Steve Gould's Baseball Blind Spot

The favorite baseball player of the late Harvard professor Stephen Jay Gould (1941-2002)—as readers of a new collection of his essays on the sport, Triumph and Tragedy in Mudville (W.W. Norton, $24.95) will soon discover if they don't already know—was Joe DiMaggio. Although New Yorker Gould became a season-ticket holder at Fenway Park and "came to appreciate the complexity of being a Red Sox fan," writes David Halberstam '55 in his foreword to the book, the paleontologist continued to idolize DiMaggio and failed to connect with a local legend, to Halberstam's regret. 

 

B-gould
Illustration by Mark Steele
Baseball really begins for Steve Gould in the 1949 season, DiMaggio's last great year, when he missed the first two and a half months of the season with aching feet and then came back in late June to lead the Yankees to a three-game sweep in Boston, a series in which he hit four home runs and knocked in nine runs. If I have any regret, reading these pieces, it is that Gould did not seem to have made a comparable connection to Ted Williams, whom I think he would have adored. For someone who was fascinated by the complexity of human behavior and its effect on performance ("the human heart in conflict with itself," to use...[a] phrase of Faulkner's), it has always struck me that Williams is a much more interesting, much richer subject than DiMaggio. I can just imagine Gould and Williams together—Gould with his wondrous, shrewd, and relentless curiosity, and Williams with his exuberant spirit, his ferocious and on occasion belligerent intelligence, delighted because he had finally found someone smart enough to understand him: "No goddamn it, Professor Gould, when I said pitchers are dumb by breed, I meant exactly that, pitchers are dumb by breed....Yes, of course pitchers are a breed—what else would they be? Why you ought to know that—I thought they told me you were a smart Harvard scientist!"

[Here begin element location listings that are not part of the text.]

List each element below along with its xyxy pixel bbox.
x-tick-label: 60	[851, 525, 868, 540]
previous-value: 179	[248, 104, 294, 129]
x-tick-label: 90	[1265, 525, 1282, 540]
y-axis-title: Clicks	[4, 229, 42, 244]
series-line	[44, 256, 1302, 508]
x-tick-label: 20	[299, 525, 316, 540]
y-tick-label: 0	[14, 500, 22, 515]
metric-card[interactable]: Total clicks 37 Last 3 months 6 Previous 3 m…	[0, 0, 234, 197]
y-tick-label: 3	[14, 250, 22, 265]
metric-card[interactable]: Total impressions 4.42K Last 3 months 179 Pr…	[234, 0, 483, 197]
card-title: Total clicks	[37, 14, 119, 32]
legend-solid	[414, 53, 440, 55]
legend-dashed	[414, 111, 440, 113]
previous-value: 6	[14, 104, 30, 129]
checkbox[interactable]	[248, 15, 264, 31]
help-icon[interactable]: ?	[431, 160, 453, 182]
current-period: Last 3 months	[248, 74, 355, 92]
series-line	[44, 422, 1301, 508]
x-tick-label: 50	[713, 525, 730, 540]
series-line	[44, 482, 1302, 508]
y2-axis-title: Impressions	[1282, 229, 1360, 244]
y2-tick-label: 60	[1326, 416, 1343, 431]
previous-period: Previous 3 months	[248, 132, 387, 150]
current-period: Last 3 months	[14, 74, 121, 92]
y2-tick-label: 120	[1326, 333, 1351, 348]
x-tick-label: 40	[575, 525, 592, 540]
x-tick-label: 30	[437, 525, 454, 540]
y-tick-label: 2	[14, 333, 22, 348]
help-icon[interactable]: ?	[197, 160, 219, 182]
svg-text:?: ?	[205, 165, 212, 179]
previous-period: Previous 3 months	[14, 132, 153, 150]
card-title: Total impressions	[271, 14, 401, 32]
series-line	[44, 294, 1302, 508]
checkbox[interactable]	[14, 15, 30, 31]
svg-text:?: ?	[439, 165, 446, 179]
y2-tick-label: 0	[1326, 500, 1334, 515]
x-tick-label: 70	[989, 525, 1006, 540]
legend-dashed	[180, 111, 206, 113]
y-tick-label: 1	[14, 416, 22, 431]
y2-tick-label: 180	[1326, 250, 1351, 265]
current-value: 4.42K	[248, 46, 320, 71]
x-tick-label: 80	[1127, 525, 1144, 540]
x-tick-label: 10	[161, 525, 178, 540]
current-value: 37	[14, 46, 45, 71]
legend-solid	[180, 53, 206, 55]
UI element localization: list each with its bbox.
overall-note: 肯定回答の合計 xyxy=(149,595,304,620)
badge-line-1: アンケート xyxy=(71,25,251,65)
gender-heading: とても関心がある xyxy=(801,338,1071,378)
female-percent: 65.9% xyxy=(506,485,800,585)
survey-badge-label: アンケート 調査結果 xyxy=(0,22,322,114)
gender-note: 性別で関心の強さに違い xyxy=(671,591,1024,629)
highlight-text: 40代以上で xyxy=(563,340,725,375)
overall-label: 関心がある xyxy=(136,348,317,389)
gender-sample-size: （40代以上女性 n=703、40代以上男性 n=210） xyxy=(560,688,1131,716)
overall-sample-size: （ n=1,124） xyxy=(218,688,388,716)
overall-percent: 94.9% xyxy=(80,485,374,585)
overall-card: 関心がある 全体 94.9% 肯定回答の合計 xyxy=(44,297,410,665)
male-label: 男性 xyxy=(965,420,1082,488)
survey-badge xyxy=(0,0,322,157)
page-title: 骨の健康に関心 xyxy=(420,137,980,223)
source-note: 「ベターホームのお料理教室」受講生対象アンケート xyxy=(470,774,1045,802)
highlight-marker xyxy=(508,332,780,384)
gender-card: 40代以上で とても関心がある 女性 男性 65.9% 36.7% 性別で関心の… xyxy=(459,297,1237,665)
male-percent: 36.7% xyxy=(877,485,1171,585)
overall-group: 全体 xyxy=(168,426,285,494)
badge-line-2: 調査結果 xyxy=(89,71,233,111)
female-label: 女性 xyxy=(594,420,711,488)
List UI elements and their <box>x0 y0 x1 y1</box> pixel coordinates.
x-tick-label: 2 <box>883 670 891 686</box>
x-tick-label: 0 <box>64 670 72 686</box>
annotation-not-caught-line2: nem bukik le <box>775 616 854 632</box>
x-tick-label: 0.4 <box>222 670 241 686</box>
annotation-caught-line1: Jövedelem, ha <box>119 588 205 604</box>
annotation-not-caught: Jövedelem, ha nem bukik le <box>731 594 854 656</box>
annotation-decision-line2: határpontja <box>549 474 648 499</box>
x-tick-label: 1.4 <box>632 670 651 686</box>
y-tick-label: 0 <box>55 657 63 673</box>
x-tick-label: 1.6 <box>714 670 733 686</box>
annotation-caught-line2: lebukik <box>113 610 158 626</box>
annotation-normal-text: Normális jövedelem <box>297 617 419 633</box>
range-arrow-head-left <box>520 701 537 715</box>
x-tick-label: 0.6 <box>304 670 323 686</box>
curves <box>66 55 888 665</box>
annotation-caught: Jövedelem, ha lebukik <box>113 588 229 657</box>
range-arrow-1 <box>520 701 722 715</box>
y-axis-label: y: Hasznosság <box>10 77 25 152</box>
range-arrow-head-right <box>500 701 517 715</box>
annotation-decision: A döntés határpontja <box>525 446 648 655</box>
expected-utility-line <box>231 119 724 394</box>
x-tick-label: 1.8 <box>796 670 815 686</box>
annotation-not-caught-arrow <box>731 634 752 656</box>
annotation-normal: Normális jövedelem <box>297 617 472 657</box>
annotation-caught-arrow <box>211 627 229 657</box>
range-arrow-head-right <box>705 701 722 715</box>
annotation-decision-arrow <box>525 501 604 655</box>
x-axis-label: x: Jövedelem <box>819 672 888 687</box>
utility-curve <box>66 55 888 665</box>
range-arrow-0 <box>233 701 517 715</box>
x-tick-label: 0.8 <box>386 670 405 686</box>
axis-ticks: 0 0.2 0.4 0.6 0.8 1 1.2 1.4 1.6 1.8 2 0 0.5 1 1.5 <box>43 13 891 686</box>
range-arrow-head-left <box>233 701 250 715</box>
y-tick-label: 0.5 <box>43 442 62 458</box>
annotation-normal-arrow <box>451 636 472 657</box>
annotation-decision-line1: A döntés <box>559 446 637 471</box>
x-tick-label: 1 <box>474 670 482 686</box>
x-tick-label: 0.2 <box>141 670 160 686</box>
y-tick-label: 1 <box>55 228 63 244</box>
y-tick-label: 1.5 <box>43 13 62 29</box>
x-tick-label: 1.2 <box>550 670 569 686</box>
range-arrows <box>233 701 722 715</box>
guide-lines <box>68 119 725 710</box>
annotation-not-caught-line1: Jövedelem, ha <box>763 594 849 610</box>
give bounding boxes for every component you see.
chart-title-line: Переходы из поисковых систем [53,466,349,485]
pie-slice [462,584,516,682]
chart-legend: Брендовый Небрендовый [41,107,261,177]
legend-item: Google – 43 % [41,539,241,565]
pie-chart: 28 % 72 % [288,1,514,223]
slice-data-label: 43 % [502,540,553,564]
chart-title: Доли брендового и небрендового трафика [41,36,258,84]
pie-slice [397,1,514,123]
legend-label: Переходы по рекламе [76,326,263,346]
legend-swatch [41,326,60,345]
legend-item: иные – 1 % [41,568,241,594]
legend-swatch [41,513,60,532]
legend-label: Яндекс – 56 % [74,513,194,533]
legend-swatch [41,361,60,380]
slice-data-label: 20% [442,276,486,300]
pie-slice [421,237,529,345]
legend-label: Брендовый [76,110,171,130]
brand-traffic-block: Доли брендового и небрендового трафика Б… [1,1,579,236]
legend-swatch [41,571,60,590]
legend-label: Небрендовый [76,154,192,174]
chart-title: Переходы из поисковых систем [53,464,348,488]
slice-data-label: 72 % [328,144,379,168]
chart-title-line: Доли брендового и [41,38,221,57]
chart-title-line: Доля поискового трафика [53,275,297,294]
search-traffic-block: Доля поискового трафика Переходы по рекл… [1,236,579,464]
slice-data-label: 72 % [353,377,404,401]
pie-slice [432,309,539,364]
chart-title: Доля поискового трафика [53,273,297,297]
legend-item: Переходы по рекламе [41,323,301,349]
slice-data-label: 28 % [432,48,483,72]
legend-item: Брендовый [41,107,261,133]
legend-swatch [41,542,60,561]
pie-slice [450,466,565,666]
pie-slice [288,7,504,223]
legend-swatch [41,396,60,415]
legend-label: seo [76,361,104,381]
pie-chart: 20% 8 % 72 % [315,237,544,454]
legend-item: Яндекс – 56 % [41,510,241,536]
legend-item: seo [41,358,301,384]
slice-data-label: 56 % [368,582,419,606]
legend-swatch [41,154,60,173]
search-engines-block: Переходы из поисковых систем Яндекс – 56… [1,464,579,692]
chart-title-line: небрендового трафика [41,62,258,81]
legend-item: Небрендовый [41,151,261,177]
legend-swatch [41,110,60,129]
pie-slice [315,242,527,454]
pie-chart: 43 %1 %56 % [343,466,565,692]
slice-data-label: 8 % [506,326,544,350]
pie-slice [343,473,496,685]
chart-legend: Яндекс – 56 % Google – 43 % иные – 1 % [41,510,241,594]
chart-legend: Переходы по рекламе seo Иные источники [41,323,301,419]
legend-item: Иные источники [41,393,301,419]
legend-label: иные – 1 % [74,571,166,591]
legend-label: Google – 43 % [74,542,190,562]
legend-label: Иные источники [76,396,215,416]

I'd have loved to have been a fly on the wall for that one. After all, Williams's own philosophy (though he was technically a political conservative and Gould a liberal) paralleled Gould's with some surprising similarities, and Gould would have loved one of Williams's elemental truths of both baseball and life: "God gets you to the plate, but from then on, you're on your own." That is, natural talent has a lot to do with the earlier rounds of selection in any enterprise, but what you put into it on your own, how hard you work and how much passion you bring to it, how much you study to improve yourself matters equally—it is our mark as individuals, our passions, our visions, our commitment on occasion to something larger than ourselves, which sets us apart.